The key distinction in pharmacists’ new prescribing authority versus that of physicians’ will be tied to diagnosis. The approved formulary list will set guardrails to limit pharmacists to only those interventions that do not require diagnostic intervention. Instead of seeing this as competition, this new power is intended to free up small pieces of time for doctors to focus on other essential parts of their discipline.
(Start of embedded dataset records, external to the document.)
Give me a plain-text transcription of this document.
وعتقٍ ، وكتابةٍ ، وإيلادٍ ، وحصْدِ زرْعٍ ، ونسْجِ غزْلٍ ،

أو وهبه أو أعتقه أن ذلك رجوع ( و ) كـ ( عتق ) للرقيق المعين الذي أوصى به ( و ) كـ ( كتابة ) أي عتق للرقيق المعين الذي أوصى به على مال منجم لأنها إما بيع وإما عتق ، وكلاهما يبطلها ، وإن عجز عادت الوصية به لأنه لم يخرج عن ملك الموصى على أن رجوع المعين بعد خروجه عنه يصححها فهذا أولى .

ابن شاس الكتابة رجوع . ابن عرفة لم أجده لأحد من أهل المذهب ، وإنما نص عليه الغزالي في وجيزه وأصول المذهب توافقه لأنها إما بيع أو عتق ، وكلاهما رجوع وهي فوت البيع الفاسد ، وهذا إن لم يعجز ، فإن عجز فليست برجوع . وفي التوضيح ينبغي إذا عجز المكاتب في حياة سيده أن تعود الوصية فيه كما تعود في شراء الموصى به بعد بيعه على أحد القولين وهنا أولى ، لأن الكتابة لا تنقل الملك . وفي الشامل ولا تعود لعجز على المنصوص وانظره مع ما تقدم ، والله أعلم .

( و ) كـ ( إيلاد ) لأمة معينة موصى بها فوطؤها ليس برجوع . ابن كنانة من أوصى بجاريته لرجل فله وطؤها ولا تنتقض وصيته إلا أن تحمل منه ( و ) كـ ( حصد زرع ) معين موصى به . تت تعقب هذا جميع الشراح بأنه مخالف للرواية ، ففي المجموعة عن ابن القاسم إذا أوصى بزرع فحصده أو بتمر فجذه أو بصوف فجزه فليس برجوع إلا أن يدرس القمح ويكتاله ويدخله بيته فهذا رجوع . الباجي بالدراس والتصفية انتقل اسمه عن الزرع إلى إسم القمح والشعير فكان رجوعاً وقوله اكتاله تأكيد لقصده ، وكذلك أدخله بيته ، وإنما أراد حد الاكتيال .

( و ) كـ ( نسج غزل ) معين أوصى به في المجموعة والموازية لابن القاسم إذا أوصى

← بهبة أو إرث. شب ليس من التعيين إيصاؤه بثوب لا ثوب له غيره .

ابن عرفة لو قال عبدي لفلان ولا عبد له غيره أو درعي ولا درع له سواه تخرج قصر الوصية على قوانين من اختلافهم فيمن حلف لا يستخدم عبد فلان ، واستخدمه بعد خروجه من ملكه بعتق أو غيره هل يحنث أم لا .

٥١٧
While this news may sound remarkably progressive to American ears, our Canadian neighbors have placed far more control in pharmacists’ hands for years. In many provinces and territories, they have authority to not only prescribe the treatments that this new Oregon bill outlines, but they also have the ability to make therapeutic substitutions, prescribe proactively in a collaborative practice, and even diagnose and treat minor ailments and conditions.
Why This Matters—
In the US, many pharmaceutical and device manufacturers market their products directly to prescribers. Traditionally, the majority of sales efforts have focused on physicians, so will the dawn of prescribing for US pharmacists mark a shift in strategy for healthcare marketers? How should brands tailor their messages to a new audience with new rules?